Mittwoch, 09.12.2015, 20 Uhr

Diethelm Brüggemann: Die Scherbenkrone - Hanns Zischler stellt den Roman vor.

Ein Junge wird erpresst. Wenn er seine streng gehüteten Spielsachen nicht herausrückt, riskiert er tatsächlich sein Leben und das Leben seiner Eltern und Geschwister: Er ist beim Milchhamstern von einem Spielkameraden beobachtet worden, und auf Hamstern steht im Nazideutschland der letzten Kriegsjahre die Todesstrafe. Eingekerkert im strengen Katholizismus seiner Eltern, die ihm keine emotionale Zuwendung bieten, verzweifelt der Zehnjährige am Glauben, denn trotz aller Gebete ist er der gierigen Erpressung und schamlosen Denunziationslust der Jungenbande immer wehrloser ausgeliefert. Einzig das Dienstmädchen Walli scheint Wärme zu versprechen, doch ihre Freundlichkeit ist sexuell motiviert, und die Sinnlichkeit des Mädchens verwirrt den Jungen zutiefst. In klarer, suggestiver Sprache entfaltet sich das fesselnde Drama eines sensiblen Kindes in der deutschen Provinz der Nazizeit.

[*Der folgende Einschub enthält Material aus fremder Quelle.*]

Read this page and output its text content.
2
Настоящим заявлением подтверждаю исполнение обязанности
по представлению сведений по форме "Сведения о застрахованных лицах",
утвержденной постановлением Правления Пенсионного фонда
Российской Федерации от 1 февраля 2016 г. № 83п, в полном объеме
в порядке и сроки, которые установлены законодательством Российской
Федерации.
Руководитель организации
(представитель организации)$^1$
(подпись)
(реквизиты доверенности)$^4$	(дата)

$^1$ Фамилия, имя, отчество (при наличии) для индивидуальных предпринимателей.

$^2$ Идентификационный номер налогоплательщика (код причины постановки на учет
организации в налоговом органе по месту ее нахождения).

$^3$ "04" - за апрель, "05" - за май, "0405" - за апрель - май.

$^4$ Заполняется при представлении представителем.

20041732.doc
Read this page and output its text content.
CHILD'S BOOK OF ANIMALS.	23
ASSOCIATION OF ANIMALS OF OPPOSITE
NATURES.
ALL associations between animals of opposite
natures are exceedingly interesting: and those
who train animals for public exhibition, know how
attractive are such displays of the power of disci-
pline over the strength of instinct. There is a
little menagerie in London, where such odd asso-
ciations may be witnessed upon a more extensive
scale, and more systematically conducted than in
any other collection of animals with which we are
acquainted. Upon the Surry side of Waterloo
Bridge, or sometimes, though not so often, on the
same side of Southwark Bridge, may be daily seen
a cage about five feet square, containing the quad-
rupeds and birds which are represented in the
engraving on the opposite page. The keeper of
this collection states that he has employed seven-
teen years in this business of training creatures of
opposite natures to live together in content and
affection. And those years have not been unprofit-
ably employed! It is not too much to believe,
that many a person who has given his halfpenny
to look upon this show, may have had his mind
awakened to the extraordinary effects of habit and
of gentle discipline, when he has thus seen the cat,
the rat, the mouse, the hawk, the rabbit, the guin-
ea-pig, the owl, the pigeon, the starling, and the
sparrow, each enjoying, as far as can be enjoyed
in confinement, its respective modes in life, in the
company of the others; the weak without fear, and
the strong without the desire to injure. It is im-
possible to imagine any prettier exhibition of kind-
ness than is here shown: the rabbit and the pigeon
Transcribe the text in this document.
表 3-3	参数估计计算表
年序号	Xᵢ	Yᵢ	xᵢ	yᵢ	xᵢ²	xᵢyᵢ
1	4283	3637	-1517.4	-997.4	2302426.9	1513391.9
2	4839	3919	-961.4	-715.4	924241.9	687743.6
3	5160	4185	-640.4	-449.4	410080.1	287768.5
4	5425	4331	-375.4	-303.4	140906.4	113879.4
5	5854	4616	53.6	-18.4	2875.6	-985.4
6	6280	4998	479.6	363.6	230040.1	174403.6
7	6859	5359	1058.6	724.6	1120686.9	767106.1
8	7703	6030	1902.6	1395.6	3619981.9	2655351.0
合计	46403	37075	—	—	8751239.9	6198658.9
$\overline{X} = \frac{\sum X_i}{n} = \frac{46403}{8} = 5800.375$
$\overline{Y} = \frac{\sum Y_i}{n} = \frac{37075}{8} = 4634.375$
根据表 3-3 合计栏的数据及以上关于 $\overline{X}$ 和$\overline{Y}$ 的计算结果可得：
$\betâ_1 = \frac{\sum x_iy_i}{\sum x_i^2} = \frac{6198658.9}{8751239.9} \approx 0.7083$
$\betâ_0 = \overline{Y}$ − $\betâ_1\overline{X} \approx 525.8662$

Diethelm Brüggemann (1934 - 2015) studierte Germanistik, Anglistik, Philosophie und politische Wissenschaften in Freiburg, Münster, Glasgow und Marburg und war wissenschaftlicher Assistent in Bonn und Aachen. Nach der Promotion 1967 bei Ludwig Erich Schmitt in Marburg wurde er 1967 Professor für Germanistik an der National University of Ireland in Dublin und war von 1984 bis 1988 Professor für Germanistik an der Witwatersrand-Universität in Johannesburg. Brüggemann hat sich in seinen Publikationen zunehmend mit Fragen der hermetischen Tradition bei Johann Wolfgang von Goethe und Heinrich von Kleist befasst.

Hanns Zischler, Jahrgang 1947, arbeitet neben seinem Beruf als Schauspieler seit vielen Jahren als Publizist. Zu seinen Büchern zählt u. a. die in viele Sprachen übersetzte Forschungsarbeit Kafka geht ins Kino (1996). 2013 erhielt Hanns Zischler den Preis der Literaturhäuser.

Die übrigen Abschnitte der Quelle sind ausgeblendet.